DgcR wild type and DgcR_AxxA (DgcR’) activity assays were performed at 5 μM in the presence of 500 μM of GTP in a reaction buffer composed of 100 mM Tris pH 8.0, 100 mM NaCl and 5 mM MgCl2. The reaction was started by substrate and product progress curves were acquired by automatic chromatographic method, named online ion-exchange chromatography (oIEC) (Agustoni, manuscript in preparation), in which aliquots (68 μL) are automatically withdrawn from the large reaction vessel (650 μL) and loaded into a Resource Q column (GE Healthcare) without the need for prior quenching of the reaction. This was followed by ammonium-sulphate (0 to 1 M, 20 mM tris, pH 8.0) gradient elution of the bound substances (enzyme, substrate, product). Peak areas corresponding to the c-di-GMP product were integrated and converted to concentrations using a scale factor obtained from calibration. To check for intermediate formation, 10 mM HCl was used as elution buffer with an NaCl gradient 0 – 400 mM. Data was plotted and fitted using proFit (QuantumSoft).

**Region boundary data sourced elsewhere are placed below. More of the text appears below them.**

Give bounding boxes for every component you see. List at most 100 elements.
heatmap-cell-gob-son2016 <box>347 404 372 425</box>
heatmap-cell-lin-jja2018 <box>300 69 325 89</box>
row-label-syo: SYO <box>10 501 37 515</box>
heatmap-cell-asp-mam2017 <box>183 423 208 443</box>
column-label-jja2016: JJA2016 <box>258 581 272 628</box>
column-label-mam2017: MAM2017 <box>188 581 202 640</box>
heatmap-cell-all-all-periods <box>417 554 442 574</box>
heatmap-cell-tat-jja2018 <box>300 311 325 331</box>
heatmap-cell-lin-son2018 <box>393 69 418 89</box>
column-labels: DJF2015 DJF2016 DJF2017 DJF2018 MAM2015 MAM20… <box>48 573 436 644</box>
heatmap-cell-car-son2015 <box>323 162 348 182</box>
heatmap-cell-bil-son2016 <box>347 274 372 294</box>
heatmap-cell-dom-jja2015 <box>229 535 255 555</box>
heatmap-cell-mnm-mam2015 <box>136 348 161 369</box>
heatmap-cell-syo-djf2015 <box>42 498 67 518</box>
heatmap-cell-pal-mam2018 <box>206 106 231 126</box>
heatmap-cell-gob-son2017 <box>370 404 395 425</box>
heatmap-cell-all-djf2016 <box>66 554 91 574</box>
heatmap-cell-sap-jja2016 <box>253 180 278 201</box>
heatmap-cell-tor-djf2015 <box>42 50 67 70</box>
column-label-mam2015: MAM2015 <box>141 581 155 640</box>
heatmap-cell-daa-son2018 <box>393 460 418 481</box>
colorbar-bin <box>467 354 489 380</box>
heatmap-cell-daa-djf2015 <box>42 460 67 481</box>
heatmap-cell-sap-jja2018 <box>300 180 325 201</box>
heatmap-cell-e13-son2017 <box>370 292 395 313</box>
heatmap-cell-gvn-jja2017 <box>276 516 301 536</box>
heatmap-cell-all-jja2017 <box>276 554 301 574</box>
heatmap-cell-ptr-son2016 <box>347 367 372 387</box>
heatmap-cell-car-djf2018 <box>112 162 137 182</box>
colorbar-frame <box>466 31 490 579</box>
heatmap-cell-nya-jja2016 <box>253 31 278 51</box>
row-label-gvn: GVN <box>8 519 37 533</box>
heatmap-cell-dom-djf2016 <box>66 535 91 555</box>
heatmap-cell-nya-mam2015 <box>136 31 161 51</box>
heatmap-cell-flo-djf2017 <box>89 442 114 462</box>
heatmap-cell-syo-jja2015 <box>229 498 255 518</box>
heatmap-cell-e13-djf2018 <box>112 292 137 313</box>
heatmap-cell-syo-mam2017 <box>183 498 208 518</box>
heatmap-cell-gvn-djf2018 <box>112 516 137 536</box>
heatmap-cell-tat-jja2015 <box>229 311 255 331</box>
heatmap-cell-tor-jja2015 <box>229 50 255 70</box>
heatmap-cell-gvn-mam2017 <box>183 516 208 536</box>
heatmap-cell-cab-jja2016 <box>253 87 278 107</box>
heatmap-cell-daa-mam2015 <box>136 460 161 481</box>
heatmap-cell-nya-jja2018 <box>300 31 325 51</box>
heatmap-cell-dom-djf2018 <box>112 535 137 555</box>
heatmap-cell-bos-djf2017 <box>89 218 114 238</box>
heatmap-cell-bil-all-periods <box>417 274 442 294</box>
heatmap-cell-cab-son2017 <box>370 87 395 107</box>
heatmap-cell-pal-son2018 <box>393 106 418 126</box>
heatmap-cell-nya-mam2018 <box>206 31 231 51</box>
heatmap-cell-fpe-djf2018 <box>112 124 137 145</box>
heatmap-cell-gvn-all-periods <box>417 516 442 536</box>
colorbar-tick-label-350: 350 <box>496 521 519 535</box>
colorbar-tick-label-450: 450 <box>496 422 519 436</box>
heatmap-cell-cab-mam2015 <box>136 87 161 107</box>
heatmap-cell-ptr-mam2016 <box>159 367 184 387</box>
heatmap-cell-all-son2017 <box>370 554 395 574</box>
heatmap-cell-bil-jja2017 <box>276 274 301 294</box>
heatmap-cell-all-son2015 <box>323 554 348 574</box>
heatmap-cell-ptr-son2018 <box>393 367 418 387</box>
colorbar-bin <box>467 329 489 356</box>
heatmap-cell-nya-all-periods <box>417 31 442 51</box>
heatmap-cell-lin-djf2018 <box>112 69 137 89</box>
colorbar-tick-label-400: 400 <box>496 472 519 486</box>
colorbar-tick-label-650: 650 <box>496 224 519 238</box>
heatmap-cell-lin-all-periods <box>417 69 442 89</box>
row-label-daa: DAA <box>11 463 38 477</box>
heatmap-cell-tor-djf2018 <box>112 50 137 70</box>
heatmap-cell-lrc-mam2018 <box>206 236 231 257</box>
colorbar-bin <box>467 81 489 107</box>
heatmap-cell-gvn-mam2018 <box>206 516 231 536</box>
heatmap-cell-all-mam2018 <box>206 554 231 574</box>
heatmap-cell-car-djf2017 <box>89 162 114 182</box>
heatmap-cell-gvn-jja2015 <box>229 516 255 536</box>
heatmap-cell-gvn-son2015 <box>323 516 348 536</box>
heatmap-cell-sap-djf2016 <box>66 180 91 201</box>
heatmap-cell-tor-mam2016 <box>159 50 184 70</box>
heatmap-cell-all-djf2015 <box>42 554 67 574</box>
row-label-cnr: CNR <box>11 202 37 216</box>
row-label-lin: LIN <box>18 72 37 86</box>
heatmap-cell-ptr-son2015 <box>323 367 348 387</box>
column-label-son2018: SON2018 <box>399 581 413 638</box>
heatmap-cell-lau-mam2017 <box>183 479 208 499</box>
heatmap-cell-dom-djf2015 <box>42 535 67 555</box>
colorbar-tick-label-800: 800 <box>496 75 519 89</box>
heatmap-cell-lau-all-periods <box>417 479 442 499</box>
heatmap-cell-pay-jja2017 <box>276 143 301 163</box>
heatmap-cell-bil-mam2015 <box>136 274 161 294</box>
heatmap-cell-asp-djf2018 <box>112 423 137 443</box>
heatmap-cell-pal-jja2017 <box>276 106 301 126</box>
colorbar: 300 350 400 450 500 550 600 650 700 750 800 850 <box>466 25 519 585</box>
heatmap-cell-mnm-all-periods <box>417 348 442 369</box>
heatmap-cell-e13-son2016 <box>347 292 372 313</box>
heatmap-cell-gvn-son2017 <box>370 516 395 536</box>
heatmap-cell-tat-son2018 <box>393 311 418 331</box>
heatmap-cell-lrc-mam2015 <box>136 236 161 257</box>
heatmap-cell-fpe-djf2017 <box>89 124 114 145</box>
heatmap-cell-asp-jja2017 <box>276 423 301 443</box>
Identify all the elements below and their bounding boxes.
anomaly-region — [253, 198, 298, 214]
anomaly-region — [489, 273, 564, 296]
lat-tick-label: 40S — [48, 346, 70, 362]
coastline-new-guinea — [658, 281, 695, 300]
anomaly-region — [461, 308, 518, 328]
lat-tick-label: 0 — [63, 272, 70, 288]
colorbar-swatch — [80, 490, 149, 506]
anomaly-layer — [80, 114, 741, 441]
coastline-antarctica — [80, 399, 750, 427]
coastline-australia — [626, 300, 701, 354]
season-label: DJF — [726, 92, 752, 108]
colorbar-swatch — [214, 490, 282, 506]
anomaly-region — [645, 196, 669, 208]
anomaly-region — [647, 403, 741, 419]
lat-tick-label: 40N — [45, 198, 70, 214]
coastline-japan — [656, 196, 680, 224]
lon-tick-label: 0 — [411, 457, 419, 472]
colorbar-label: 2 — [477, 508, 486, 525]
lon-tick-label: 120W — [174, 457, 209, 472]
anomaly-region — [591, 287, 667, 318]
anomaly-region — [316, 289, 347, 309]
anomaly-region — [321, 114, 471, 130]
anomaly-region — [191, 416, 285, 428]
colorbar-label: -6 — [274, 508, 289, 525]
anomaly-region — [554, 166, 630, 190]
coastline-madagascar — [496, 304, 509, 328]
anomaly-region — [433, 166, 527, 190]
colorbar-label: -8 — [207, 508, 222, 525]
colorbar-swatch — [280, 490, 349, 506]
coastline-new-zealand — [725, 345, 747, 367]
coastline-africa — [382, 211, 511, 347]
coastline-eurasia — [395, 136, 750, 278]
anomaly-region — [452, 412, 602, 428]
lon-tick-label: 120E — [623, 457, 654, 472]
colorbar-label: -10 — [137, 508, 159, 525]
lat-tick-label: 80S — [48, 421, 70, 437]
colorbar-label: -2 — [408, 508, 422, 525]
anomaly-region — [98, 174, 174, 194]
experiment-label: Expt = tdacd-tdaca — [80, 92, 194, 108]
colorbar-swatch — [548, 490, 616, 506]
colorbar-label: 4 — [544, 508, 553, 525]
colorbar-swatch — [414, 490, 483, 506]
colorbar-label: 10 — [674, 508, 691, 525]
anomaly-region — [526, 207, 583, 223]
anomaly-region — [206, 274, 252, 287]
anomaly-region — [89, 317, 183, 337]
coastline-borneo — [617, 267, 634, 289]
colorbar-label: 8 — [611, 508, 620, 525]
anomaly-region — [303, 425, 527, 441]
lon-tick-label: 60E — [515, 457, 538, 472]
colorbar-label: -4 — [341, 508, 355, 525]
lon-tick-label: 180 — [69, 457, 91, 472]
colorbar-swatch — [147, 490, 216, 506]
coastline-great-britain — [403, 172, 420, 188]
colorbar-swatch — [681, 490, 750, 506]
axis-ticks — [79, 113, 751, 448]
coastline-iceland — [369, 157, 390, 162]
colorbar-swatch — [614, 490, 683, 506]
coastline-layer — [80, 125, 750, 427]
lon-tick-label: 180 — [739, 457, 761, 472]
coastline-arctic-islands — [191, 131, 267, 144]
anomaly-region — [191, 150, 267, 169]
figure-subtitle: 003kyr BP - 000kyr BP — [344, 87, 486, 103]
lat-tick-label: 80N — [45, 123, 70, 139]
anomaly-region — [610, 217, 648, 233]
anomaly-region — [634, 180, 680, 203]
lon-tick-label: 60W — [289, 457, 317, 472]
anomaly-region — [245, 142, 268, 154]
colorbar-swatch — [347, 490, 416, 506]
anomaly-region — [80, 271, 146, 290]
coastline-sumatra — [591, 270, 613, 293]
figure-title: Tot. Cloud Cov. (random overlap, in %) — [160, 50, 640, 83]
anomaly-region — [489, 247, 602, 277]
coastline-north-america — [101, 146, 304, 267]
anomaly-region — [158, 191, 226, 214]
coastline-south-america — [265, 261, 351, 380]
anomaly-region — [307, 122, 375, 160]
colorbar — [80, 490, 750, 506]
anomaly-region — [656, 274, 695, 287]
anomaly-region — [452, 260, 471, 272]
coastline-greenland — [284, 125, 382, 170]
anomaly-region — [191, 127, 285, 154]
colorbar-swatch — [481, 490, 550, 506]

To calculate theoretical progress curves, the partial differential equations corresponding to the kinetic scheme in Fig. 9b were set-up in ProFit and solved by numerical integration. Global fitting of this function using the Levenberg algorithm implemented in ProFit to the measured time courses of product and substrate concentration yielded the parameters listed in Supplementary Table 2.

Bioinformatic analysis

Rec and GGDEF domain HMM profiles were taken from Pfam48 and used as input to an hmmsearch on the HMMER web server against the reference proteome database rp55 (E-values 0.01; hit 0.03)49. 8016 sequences were found and filtered by size (<360 residues) to exclude Rec-GGDEF sequences with additional domains. This procedure reduced the data size to 1991 sequences. A redundancy filter (<80% pairwise identity) finally reduced the number of sequences to 1408. Global alignment was performed using Muscle50. From this alignment, the linker sequences (as defined ranging from the KP-motif in the Rec β5-α5 loop to the DxLT motif at the beginning of the GGDEF domain) were extracted and clustered according to length by a custom-made Python script. For the major clusters, corresponding logos were generated using Geneious Prime 2020.1.2 (www.geneious.com) and manually aligned to account for the distinct linker lengths.

Reporting summary

Further information on research design is available in the Nature Research Reporting Summary linked to this article.